Verhältnis von Persönlichkeit und psychischen Erkrankungen
Warum ist der Begriff der Persönlichkeit in der Psychologie so wichtig? In meinem Artikel Schizoid - die Angst vor dem Ich-Verlust ging es um eine spezielle Persönlichkeitsstörung. Solche Störungen verringern unsere Möglichkeiten, mit störenden Einflüssen wie Stress, Verlust oder Ungewissheit umzugehen. Ausweichverhalten, soziale Konflikte und Krankheiten können die Folge sein. Theodore Millon vergleicht die Persönlichkeit mit einem Immunsystem:
"Robuste Immunsysteme bekämpfen mit Leichtigkeit die meisten infektiösen Organismen, während ein geschwächtes Immunsystem der Krankheit erliegt. Psychologische Erkrankungen können mit denselben Mustern erklärt werden. Hier ist es nun nicht das Immunsystem, sondern unsere Persönlichkeitsmuster - also Bewältigungsstrategien und Anpassungsfähigkeit -, die uns entweder konstruktiv mit unserem psychosozialen Umfeld umgehen lassen oder uns daran scheitern lassen. Auf diese Art betrachtet, sind Strukturen und Charakteristiken unserer Persönlichkeit die Grundlage für unser gesundes oder krankes Verhalten. Jeder Persönlichkeitsstil ist damit also auch ein Bewältigingsstil und Persönlichkeit ist eines der obersten organisierenden Prinzipien, durch die alle Psychopathologie verstanden werden sollte." (übersetzt nach Theodore Millon, Personality Disorders in Modern Life, S. 9)
Solche Persönlichkeitsstörungen existieren jedoch nicht als singuläre Phänomene, sie sind keine eigenständigen Krankheiten, denn Persönlichkeit reflektiert die zahlreichen interpersönlichen, kognitiven, psychodynamischen und biologischen Charakteristiken einer Person. Und alle diese Charakteristiken wirken zum Teil rückkoppelnd aufeinander und das Verhalten ein, weshalb Persönlichkeitsstörungen so komplex und schwer zu beschreiben sind. Die Störung und ihre Symptome sind nicht eindeutig verlinkt und Persönlichkeitsstörungen mithin schwer zu therapieren. Genau so wie die Schwächung des Immunsystems ist die Persönlichkeitsstörung selbst keine singuläre Krankheit.

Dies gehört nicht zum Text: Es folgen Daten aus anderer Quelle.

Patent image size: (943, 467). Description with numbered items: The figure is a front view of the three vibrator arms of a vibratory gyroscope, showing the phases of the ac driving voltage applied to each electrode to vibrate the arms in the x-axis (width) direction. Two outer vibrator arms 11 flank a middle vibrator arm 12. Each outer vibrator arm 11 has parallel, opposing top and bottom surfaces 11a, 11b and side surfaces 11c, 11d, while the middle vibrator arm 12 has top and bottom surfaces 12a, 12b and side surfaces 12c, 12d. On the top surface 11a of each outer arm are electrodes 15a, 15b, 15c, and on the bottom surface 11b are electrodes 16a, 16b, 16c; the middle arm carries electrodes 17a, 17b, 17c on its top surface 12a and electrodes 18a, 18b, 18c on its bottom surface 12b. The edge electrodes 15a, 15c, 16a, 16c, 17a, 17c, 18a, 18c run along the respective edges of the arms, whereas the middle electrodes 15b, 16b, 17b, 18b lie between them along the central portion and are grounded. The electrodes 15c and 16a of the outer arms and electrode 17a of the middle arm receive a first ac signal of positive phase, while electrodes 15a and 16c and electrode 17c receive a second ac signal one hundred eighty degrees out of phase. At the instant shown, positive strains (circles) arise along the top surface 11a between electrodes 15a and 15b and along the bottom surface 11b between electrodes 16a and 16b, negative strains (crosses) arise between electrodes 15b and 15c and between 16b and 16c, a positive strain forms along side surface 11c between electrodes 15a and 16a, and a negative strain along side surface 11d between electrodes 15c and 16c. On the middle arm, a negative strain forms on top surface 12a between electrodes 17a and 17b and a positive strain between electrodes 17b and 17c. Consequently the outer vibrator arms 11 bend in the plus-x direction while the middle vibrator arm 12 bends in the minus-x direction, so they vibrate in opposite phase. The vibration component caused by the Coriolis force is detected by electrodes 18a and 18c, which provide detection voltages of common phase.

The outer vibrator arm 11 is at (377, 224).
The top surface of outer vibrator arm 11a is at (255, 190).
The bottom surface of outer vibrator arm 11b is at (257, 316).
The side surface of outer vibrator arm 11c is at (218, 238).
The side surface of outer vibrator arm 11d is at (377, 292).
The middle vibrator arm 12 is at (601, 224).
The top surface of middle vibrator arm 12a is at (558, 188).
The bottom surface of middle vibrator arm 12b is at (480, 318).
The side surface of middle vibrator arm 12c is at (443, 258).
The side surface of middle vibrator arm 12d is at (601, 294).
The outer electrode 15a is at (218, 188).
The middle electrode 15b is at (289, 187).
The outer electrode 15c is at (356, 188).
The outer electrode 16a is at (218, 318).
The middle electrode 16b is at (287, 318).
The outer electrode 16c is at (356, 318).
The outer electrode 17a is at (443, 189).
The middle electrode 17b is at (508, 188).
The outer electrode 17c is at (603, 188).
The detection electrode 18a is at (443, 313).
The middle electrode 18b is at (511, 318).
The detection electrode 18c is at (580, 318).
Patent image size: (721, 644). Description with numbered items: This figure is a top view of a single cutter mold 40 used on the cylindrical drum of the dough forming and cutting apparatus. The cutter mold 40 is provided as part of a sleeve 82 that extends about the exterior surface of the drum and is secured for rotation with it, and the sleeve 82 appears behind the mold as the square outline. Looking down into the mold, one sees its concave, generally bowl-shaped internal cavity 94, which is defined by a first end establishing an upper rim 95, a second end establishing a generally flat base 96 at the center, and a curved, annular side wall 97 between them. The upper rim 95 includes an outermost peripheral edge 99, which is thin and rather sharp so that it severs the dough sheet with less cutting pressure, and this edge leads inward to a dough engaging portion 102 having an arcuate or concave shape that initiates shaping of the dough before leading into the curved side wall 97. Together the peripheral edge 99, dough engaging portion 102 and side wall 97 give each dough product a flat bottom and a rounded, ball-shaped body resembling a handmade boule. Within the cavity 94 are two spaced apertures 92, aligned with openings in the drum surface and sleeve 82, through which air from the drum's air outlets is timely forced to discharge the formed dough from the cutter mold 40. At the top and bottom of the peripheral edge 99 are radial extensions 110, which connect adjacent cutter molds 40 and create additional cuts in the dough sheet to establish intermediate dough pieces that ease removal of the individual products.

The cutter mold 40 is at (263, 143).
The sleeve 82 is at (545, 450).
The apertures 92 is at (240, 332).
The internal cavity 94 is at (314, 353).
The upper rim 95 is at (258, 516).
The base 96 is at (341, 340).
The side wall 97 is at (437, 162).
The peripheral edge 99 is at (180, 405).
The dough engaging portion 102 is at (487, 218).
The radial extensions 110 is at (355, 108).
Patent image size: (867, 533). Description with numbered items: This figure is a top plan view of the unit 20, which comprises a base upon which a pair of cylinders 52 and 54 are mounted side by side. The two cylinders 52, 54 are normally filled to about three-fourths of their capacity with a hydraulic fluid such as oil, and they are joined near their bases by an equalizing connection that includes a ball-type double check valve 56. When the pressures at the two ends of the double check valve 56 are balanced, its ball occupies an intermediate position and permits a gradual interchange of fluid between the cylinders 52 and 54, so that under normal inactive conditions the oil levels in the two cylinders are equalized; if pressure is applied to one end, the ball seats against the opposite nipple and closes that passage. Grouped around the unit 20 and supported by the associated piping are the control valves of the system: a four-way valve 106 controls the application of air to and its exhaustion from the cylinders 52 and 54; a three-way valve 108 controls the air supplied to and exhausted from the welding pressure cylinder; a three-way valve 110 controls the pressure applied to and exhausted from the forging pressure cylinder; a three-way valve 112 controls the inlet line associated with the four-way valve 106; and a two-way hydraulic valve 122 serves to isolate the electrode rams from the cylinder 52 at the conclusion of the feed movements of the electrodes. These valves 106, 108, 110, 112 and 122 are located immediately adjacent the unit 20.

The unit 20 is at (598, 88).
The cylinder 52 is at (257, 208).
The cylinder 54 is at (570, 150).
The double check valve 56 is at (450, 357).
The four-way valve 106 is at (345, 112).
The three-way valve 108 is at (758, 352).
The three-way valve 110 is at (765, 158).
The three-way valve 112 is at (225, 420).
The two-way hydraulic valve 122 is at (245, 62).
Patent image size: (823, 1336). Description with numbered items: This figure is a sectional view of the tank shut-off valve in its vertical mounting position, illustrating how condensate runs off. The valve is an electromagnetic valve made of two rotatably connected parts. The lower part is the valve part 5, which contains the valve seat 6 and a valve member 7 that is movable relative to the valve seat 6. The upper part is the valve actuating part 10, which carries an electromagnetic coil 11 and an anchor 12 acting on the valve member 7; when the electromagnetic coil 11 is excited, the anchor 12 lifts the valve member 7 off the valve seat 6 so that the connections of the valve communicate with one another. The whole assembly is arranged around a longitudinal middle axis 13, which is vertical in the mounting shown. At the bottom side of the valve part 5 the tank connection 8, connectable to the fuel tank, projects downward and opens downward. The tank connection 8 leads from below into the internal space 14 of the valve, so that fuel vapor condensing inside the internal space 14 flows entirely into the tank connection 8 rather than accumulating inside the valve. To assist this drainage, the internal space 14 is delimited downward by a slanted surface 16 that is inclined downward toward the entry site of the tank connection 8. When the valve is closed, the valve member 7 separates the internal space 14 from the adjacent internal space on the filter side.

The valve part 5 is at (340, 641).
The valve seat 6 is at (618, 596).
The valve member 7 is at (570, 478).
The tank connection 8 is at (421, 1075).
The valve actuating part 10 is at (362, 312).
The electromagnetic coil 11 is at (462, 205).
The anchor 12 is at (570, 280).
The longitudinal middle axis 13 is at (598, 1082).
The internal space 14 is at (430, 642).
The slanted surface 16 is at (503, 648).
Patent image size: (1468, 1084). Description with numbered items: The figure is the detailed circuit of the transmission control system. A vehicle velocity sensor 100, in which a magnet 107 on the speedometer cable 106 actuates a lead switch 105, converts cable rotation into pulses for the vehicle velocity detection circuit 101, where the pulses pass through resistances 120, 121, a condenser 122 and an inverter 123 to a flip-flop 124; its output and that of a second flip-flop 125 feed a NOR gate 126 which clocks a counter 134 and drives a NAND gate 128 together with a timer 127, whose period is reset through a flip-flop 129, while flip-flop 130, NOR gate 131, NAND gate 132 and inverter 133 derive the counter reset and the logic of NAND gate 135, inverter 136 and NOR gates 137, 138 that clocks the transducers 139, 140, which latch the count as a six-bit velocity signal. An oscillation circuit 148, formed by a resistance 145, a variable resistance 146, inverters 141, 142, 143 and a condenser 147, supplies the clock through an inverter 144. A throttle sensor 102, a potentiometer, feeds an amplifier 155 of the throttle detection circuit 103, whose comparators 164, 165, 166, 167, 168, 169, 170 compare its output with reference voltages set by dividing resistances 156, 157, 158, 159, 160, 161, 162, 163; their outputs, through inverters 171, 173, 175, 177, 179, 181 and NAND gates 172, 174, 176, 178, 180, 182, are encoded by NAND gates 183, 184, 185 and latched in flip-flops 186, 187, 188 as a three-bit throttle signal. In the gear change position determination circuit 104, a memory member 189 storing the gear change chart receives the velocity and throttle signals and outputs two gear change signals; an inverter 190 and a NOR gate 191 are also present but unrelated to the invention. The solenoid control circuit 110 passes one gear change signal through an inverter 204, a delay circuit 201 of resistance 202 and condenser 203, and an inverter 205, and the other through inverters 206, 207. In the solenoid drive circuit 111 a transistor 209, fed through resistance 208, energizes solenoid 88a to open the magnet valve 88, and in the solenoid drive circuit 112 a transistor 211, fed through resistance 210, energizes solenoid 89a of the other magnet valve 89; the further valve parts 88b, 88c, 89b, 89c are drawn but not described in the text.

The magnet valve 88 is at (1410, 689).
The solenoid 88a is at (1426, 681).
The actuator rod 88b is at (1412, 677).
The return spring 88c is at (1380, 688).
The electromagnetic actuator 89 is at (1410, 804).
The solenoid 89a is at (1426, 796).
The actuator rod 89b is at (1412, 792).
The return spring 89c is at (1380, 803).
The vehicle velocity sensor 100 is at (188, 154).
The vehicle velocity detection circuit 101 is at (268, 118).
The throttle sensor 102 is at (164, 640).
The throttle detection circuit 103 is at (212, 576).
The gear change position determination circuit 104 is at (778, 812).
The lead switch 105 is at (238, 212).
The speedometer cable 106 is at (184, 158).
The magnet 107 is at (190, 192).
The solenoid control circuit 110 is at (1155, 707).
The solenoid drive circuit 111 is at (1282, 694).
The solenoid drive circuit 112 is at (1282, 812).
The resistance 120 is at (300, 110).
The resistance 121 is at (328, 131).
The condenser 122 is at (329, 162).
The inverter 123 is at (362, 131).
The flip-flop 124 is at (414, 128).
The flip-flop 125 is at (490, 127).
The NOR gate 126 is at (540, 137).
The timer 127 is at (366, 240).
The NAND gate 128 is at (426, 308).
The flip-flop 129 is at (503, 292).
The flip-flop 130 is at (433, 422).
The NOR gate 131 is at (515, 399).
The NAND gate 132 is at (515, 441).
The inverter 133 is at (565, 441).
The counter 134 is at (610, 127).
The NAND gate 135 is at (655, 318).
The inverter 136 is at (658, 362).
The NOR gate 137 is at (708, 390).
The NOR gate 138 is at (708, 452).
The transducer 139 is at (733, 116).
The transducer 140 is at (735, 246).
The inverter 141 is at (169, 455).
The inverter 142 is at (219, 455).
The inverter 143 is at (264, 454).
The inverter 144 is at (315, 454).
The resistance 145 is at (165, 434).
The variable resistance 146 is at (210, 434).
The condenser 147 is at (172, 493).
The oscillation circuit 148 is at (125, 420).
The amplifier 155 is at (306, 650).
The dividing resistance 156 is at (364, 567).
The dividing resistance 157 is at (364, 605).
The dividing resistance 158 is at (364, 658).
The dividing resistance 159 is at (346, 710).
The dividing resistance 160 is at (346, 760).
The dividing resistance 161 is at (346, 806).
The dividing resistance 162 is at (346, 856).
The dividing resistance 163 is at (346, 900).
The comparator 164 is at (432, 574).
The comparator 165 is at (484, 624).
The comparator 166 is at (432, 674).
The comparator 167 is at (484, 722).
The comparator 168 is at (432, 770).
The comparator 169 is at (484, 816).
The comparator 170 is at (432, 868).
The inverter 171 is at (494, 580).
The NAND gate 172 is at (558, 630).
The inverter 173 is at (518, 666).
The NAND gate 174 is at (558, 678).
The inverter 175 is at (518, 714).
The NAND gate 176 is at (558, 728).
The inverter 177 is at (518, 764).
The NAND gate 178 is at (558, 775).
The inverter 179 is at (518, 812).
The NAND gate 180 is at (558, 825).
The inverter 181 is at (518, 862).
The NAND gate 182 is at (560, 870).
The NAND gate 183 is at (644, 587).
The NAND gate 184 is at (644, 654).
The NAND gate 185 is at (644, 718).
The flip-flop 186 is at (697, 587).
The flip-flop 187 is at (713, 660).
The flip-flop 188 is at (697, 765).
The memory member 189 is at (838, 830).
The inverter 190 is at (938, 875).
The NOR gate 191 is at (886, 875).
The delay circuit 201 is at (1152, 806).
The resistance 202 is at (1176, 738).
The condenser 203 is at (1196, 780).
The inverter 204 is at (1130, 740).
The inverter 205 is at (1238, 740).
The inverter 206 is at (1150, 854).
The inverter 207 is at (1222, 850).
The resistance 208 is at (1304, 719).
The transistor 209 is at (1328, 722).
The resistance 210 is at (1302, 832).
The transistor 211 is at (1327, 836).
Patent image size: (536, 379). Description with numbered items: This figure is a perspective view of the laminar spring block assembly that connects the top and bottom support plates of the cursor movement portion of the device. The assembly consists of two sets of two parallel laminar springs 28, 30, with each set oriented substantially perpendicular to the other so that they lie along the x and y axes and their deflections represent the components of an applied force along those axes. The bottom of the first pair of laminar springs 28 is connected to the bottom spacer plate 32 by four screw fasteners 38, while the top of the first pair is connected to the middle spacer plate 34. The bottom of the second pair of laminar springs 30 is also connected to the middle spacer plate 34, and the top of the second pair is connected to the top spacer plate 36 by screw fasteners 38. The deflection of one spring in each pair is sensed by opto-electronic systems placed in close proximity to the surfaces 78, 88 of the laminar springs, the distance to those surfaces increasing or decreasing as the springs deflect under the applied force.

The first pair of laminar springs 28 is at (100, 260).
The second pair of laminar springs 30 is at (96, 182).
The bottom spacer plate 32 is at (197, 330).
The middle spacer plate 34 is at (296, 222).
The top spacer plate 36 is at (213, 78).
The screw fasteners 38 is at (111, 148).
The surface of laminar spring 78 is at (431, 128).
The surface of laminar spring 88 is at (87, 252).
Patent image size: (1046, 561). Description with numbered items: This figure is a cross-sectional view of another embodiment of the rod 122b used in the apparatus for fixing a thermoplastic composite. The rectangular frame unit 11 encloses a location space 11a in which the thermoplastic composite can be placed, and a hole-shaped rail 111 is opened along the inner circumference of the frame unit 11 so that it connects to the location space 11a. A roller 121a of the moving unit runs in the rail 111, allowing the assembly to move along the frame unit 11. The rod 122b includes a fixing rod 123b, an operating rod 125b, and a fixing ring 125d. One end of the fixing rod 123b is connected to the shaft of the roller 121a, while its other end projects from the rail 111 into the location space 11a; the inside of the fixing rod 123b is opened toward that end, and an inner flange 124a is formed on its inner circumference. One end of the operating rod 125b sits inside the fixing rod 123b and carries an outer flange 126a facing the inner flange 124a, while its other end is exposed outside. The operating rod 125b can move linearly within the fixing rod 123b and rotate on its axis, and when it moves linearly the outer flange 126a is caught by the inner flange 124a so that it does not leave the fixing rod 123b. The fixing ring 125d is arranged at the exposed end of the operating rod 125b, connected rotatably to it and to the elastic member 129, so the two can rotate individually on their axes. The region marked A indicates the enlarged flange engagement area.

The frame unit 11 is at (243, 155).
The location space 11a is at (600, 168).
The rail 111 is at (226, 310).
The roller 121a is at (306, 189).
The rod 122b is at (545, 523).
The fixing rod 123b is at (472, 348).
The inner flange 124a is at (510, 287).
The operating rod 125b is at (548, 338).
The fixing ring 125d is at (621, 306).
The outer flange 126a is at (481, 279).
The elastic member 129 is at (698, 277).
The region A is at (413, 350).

"Genauso, wie wir über biologische Stabilisatoren verfügen, die störende physische Defekte korrigieren, so verfügen wir über psychologische Mechanismen, die unbewusste Ängste und Konflikte mildern können. Und genauso, wie biologische Schutzreaktionen des Körpers manchmal zerstörerischer sein können, als die ursprüngliche körperliche Beeinträchtigung, können die psychischen Korrekturmechanismen sich als störender erweisen, als die ursprüngliche Quelle der psychischen Schwierigkeit." (Millon, Masters of the Mind, 2004, S. 246)
Die Angst vor den Schubladen und Horoskope für Gebildete
Auch jenseits von Störungen, spricht man in der Persönlichkeitspsychologie von fünf Hauptdimensionen der Persönlichkeit (Big Five): Neurotizismus, Extraversion, Offenheit für Erfahrungen, Verträglichkeit, Rigidität (Gewissenhaftigkeit). Diese fünf Faktoren haben sich als weitgehend unabhängig von unterschiedlichen Kulturkreisen erwiesen. Wir finden sie in verschiedenen Persönlichkeitstests und -typologien wieder. Wenn immer man über Persönlichkeitstypen spricht oder schreibt, wird man garantiert von einigen zu hören bekommen, dass man hier doch einfach Menschen in Schubladen stecke. Das könne man doch nicht machen, Menschen seien doch vielmehr als das und ließen sich darauf nicht reduzieren.

Natürlich! Es wäre geradezu hirnverbrannt, das Gegenteil zu behaupten. Persönlichkeitstypologien behaupten auch nicht, dass Menschen nicht noch viel mehr Dimensionen haben, sondern beschreiben die individuellen Unterschiede in einzelnen psychologischen Merkmalen und in den relativ überdauernden Persönlichkeitseigenschaften von verschiedenen Menschen. Das Faszinierende am Verständnis der eigenen Persönlichkeit (und ihren mehr oder weniger milden Störungen) ist, dass man die Probleme, die man im Umgang mit der Umwelt entwickelt, voraussagen und eventuell managen oder ihnen entgegen steuern kann. Das und die Suche nach Erklärungen, warum das eigene Leben ist, wie es ist, sind die Gründe dafür, dass viele Menschen gerne über Persönlichkeitstypen lesen. Sie hoffen sich in der einen oder anderen Beschreibung wieder zu erkennen und damit sich selbst besser zu verstehen. Man könnte auch sagen: Horoskope für Gebildete.